Şimdi “Warrior Nun”u vurdu. Bu diziden özel olarak bahsetmiyorum. İlk sezonun beni gerçekten çekmeyen sadece birkaç bölümünü gördüm. Ama şahsen takip ettiğim ve düzgün bir son olmadan erken biten diziler de oldu. Çok yakın geçmişte, örneğin, “gece yarısı tüylerim diken diken oldu”. Korku dehası Mike Flanagan’ın dizisi Netflix tarafından sadece bir sezonun ardından iptal edildi.

Bir de ilginç: Artık devam etmeyecek popüler diziler

Her an her diziyi vurabilir.

Örneğin “Santa Clarita Diet” ve “Sense8″in iptal edilmesi de beni çok etkiledi. Drew Barrymore ve Timothy Olyphant’ın oynadığı kara mizah dizisi, yayın hizmetinde aslında oldukça başarılıydı – ancak görünüşe göre yeterince başarılı değil. 3. Sezondaki gerçekten büyük bir çekişmenin ardından Netflix, herhangi bir açıklama yapmadan diziyi iptal etti. Yapımcılar da hayal kırıklığına uğradılar, kesinlikle dördüncü sezon için bir konsept olacaktı.

“Sense8” ile benzerdi. Wachowski kardeşlerin dizisi, iyi izlenme rakamlarına ve çok olumlu eleştirilere rağmen sadece iki sezon sonra bitecekti. Daha sonra, dizinin aşırı yüksek prodüksiyon maliyetleri nedeniyle Netflix için karlı olmadığı ortaya çıktı. Olay örgüsünün özü, bir grup gencin dünyanın dört bir yanından birbirine bağlı olmasıdır. Tüm bu mekanlarda fiilen çekim yapmak çok önemliydi ve bu da prodüksiyonu çok pahalı hale getiriyor. Ne de olsa, “Sense8” muazzam geniş hayran kitlesinden yararlandı, böylece en azından olay örgüsü daha sonraki bir dizi finalinde tamamlandı.

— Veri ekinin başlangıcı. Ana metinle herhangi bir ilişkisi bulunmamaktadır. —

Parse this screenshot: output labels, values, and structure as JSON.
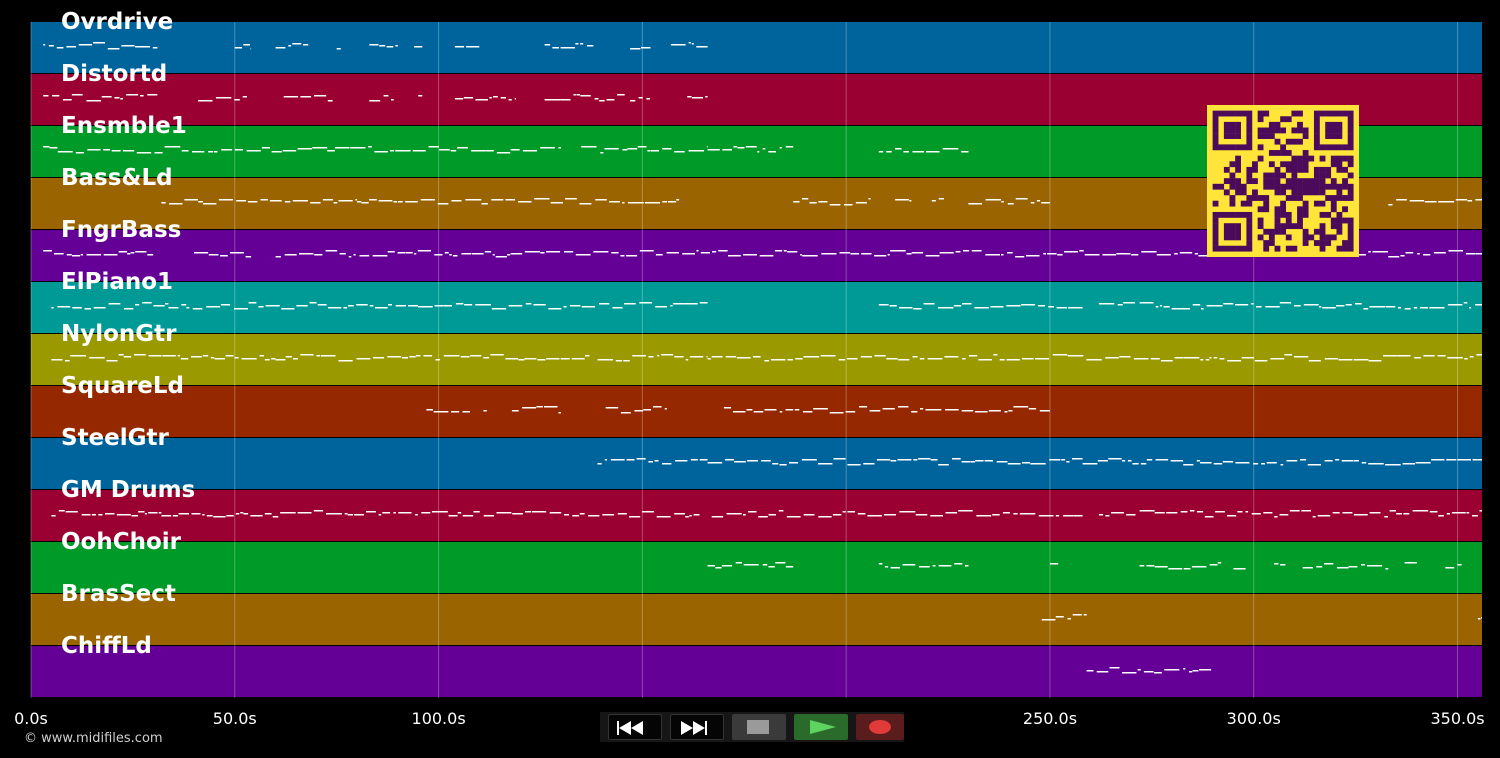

Bu kişisel örneklere ek olarak, erken sona eren sayısız başka Netflix yapımını da sayabiliriz elbette. Kırılmaz Kimmy Schmidt, Baker Sokağı Çetesi, Lanetli, Değiştirilmiş Karbon, OA, Kara Kristal: Direniş Çağı, Bununla İyi Değilim , Dönme, İlk Öldürme… Çok uzun süre devam edebilirim. Her şeyden önce bu, bir izleyici olarak bende reddedilme ve şüphe uyandırıyor: Her an ve benim için anlaşılmaz bir şekilde iptal edilebilecekse neden yeni bir dizi izlemeye başlayayım?

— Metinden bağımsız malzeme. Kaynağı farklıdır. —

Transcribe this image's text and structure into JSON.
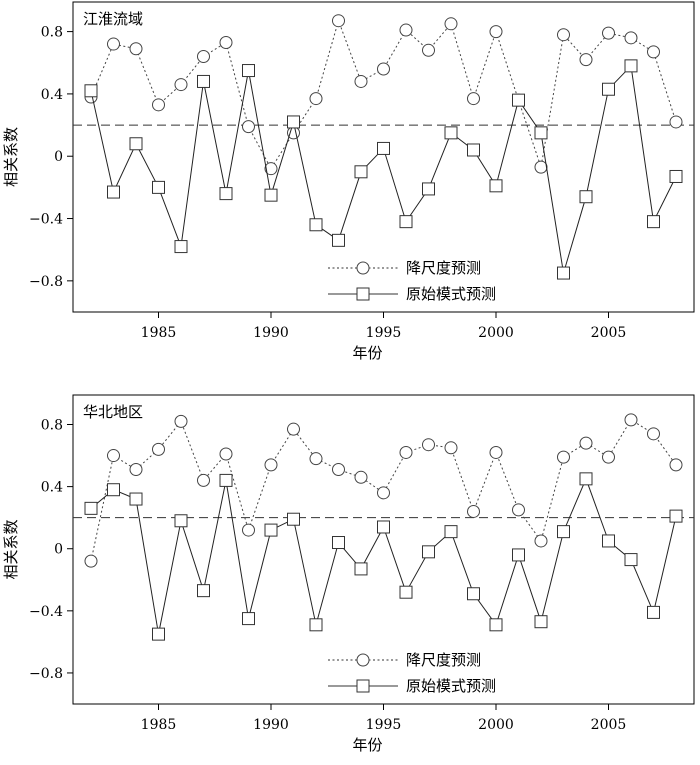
{
  "chart_data": [
    {
      "type": "line",
      "title": "江淮流域",
      "xlabel": "年份",
      "ylabel": "相关系数",
      "xlim": [
        1981.2,
        2008.8
      ],
      "ylim": [
        -1.0,
        0.99
      ],
      "xticks": [
        1985,
        1990,
        1995,
        2000,
        2005
      ],
      "yticks": [
        0.8,
        0.4,
        0,
        -0.4,
        -0.8
      ],
      "ytick_labels": [
        "0.8",
        "0.4",
        "0",
        "−0.4",
        "−0.8"
      ],
      "reference_line": 0.2,
      "legend_position": "bottom-center",
      "x": [
        1982,
        1983,
        1984,
        1985,
        1986,
        1987,
        1988,
        1989,
        1990,
        1991,
        1992,
        1993,
        1994,
        1995,
        1996,
        1997,
        1998,
        1999,
        2000,
        2001,
        2002,
        2003,
        2004,
        2005,
        2006,
        2007,
        2008
      ],
      "series": [
        {
          "name": "降尺度预测",
          "marker": "circle",
          "line": "dotted",
          "values": [
            0.38,
            0.72,
            0.69,
            0.33,
            0.46,
            0.64,
            0.73,
            0.19,
            -0.08,
            0.15,
            0.37,
            0.87,
            0.48,
            0.56,
            0.81,
            0.68,
            0.85,
            0.37,
            0.8,
            0.36,
            -0.07,
            0.78,
            0.62,
            0.79,
            0.76,
            0.67,
            0.22
          ]
        },
        {
          "name": "原始模式预测",
          "marker": "square",
          "line": "solid",
          "values": [
            0.42,
            -0.23,
            0.08,
            -0.2,
            -0.58,
            0.48,
            -0.24,
            0.55,
            -0.25,
            0.22,
            -0.44,
            -0.54,
            -0.1,
            0.05,
            -0.42,
            -0.21,
            0.15,
            0.04,
            -0.19,
            0.36,
            0.15,
            -0.75,
            -0.26,
            0.43,
            0.58,
            -0.42,
            -0.13
          ]
        }
      ]
    },
    {
      "type": "line",
      "title": "华北地区",
      "xlabel": "年份",
      "ylabel": "相关系数",
      "xlim": [
        1981.2,
        2008.8
      ],
      "ylim": [
        -1.0,
        0.99
      ],
      "xticks": [
        1985,
        1990,
        1995,
        2000,
        2005
      ],
      "yticks": [
        0.8,
        0.4,
        0,
        -0.4,
        -0.8
      ],
      "ytick_labels": [
        "0.8",
        "0.4",
        "0",
        "−0.4",
        "−0.8"
      ],
      "reference_line": 0.2,
      "legend_position": "bottom-center",
      "x": [
        1982,
        1983,
        1984,
        1985,
        1986,
        1987,
        1988,
        1989,
        1990,
        1991,
        1992,
        1993,
        1994,
        1995,
        1996,
        1997,
        1998,
        1999,
        2000,
        2001,
        2002,
        2003,
        2004,
        2005,
        2006,
        2007,
        2008
      ],
      "series": [
        {
          "name": "降尺度预测",
          "marker": "circle",
          "line": "dotted",
          "values": [
            -0.08,
            0.6,
            0.51,
            0.64,
            0.82,
            0.44,
            0.61,
            0.12,
            0.54,
            0.77,
            0.58,
            0.51,
            0.46,
            0.36,
            0.62,
            0.67,
            0.65,
            0.24,
            0.62,
            0.25,
            0.05,
            0.59,
            0.68,
            0.59,
            0.83,
            0.74,
            0.54
          ]
        },
        {
          "name": "原始模式预测",
          "marker": "square",
          "line": "solid",
          "values": [
            0.26,
            0.38,
            0.32,
            -0.55,
            0.18,
            -0.27,
            0.44,
            -0.45,
            0.12,
            0.19,
            -0.49,
            0.04,
            -0.13,
            0.14,
            -0.28,
            -0.02,
            0.11,
            -0.29,
            -0.49,
            -0.04,
            -0.47,
            0.11,
            0.45,
            0.05,
            -0.07,
            -0.41,
            0.21
          ]
        }
      ]
    }
  ]
}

Netflix başarılı olmak için muazzam bir baskı altında

Netflix’e neden bu kadar çok dizinin gelip gittiğini cevaplamak kolay değil, ancak bunun başlıca nedeni akış platformunun temel konsepti. Başta da belirtildiği gibi, pek çok şirket içi yapımı piyasaya sürmek Netflix’in DNA’sında var. Her iki şekilde de derecelendirebilirsiniz; Bir editör olarak, Netflix yenilikleri için her zaman diğer akış hizmetlerinden üç kat daha fazla zaman planlamam gerektiğini kesinlikle biliyorum. Ve bir abone olarak bile, her gün yeni kitapların bombardımanına tutulmuş gibi hissediyorum. Pek çok yapımın yeniden yol vermek zorunda kalması bir bakıma anlaşılır bir durum.

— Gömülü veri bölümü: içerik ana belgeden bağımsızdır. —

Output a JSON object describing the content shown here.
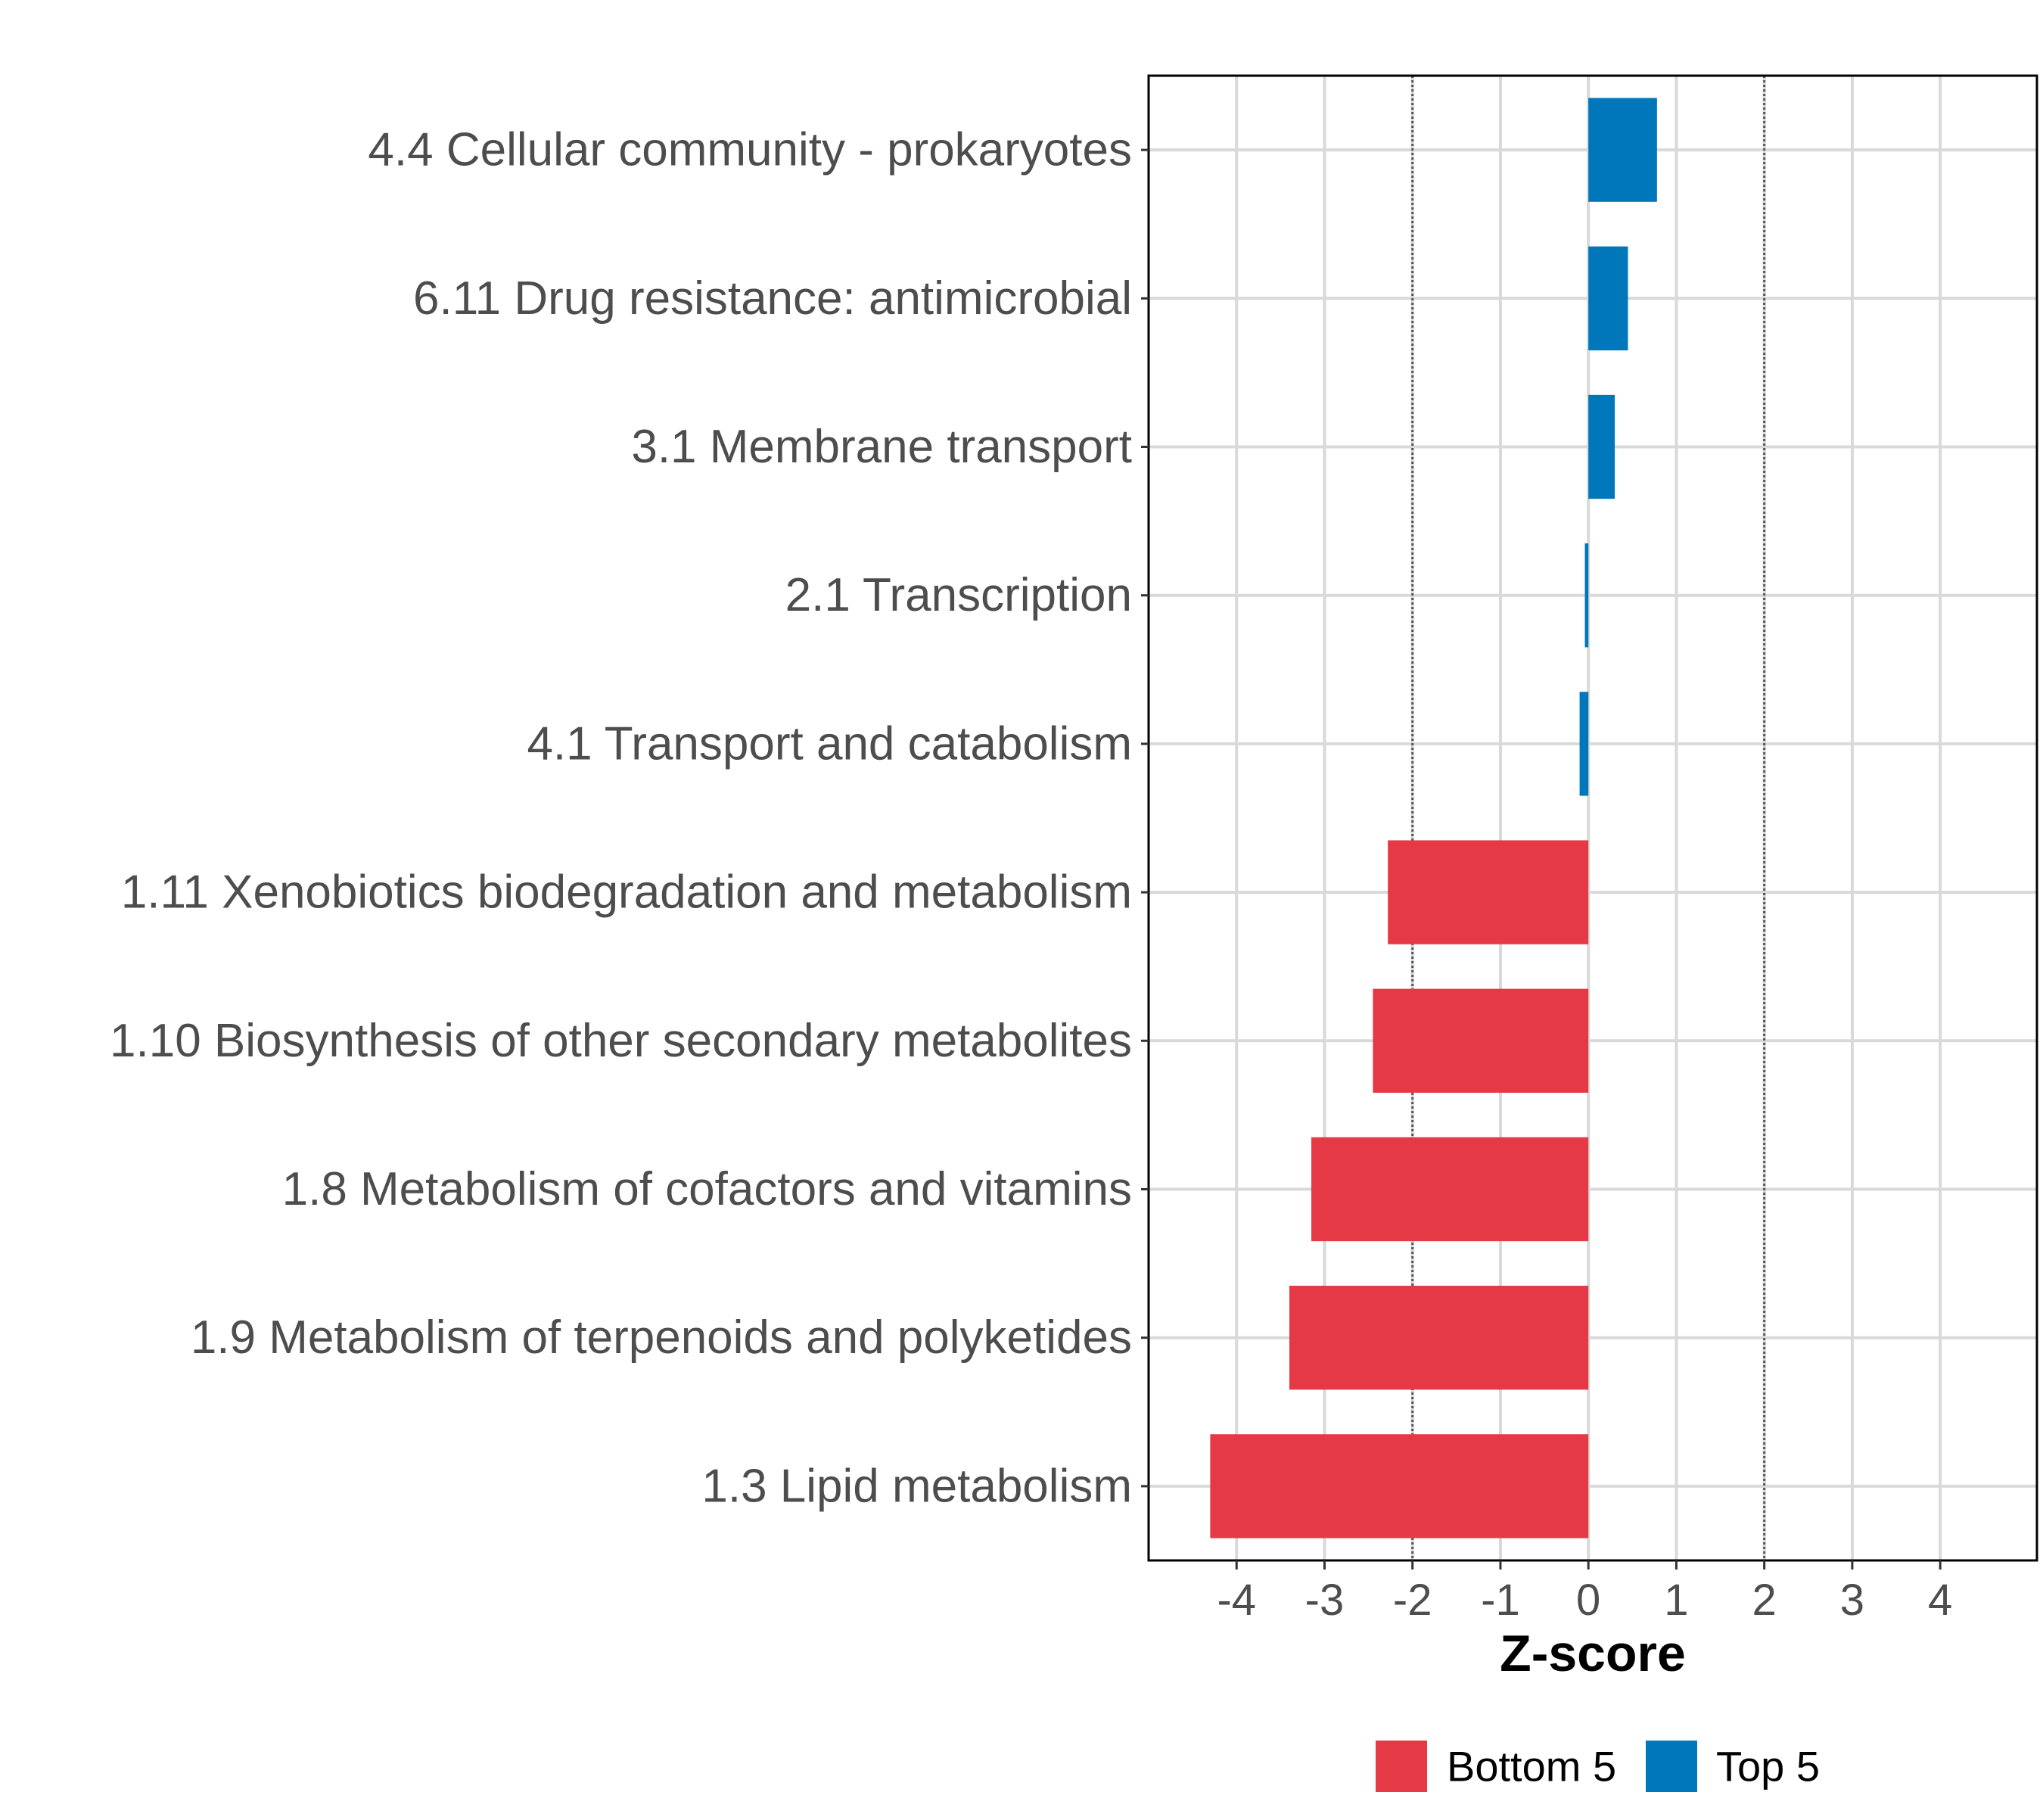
{
  "chart_data": {
    "type": "bar",
    "orientation": "horizontal",
    "title": "",
    "xlabel": "Z-score",
    "ylabel": "",
    "xlim": [
      -5,
      5.1
    ],
    "xticks": [
      "-4",
      "-3",
      "-2",
      "-1",
      "0",
      "1",
      "2",
      "3",
      "4"
    ],
    "reference_lines": [
      -2,
      2
    ],
    "grid": true,
    "legend_position": "bottom",
    "categories": [
      "4.4 Cellular community - prokaryotes",
      "6.11 Drug resistance: antimicrobial",
      "3.1 Membrane transport",
      "2.1 Transcription",
      "4.1 Transport and catabolism",
      "1.11 Xenobiotics biodegradation and metabolism",
      "1.10 Biosynthesis of other secondary metabolites",
      "1.8 Metabolism of cofactors and vitamins",
      "1.9 Metabolism of terpenoids and polyketides",
      "1.3 Lipid metabolism"
    ],
    "values": [
      0.78,
      0.45,
      0.3,
      -0.04,
      -0.1,
      -2.28,
      -2.45,
      -3.15,
      -3.4,
      -4.3
    ],
    "groups": [
      "Top 5",
      "Top 5",
      "Top 5",
      "Top 5",
      "Top 5",
      "Bottom 5",
      "Bottom 5",
      "Bottom 5",
      "Bottom 5",
      "Bottom 5"
    ],
    "legend": [
      {
        "name": "Bottom 5",
        "color": "#e63946"
      },
      {
        "name": "Top 5",
        "color": "#0077bb"
      }
    ]
  }
}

Bu da bizi başka bir noktaya getiriyor: Netflix, yapımları için peşin ödeme yapıyor. HBO gibi büyük yayıncılar genellikle yeni formatları bir pilot bölümle test eder ve sonuca bağlı olarak yapım devam eder veya etmez. Netflix, dizi ve filmleri için hem yapım masraflarını hem de yapım başlangıcında yüzde 30’a varan ikramiye ödüyor. Tabii bu durum hem Netflix’in kendisini hem de yapımcıları büyük bir baskı altına alıyor.

Ayrıca, bir başka önemli husus da, akış hizmetinin orijinallerine ve ayrıcalıklılarına bu şekilde – özel olarak – davranmasıdır. Diğer sağlayıcılar, içeriklerin başka bir hizmette veya televizyonda izlenebilmesi için bazen lisanslarını devrederken, bu Netflix’te neredeyse hiç olmuyor. Bu nedenle, bir serinin gelir potansiyeli, baskıyı ek olarak artıran önemli ölçüde daha az parametre ile belirlenebilir.

O zaman belki birkaç dizi daha az

Bu nedenlerin hepsi bir şekilde rasyonel olarak anlaşılabilir olsa da, bir izleyici olarak sadece sinirleniyorum. O zaman Netflix kendi bünyesinde yapımlar açısından bir vites küçültmeli ve belki daha kaliteli ve daha uzun ömürlü bir şeyler üretmelidir. Bu yüzden bana öyle geliyor ki bir dizi hiçbir zaman gerçekten güvenli değil ve Netflix bazen ayrım gözetmeksizin başlıkları satıyor. Dediğim gibi, bu yeni dizilere başlamamı bile engelliyor ve bu yayın hizmetinin çıkarına olamaz.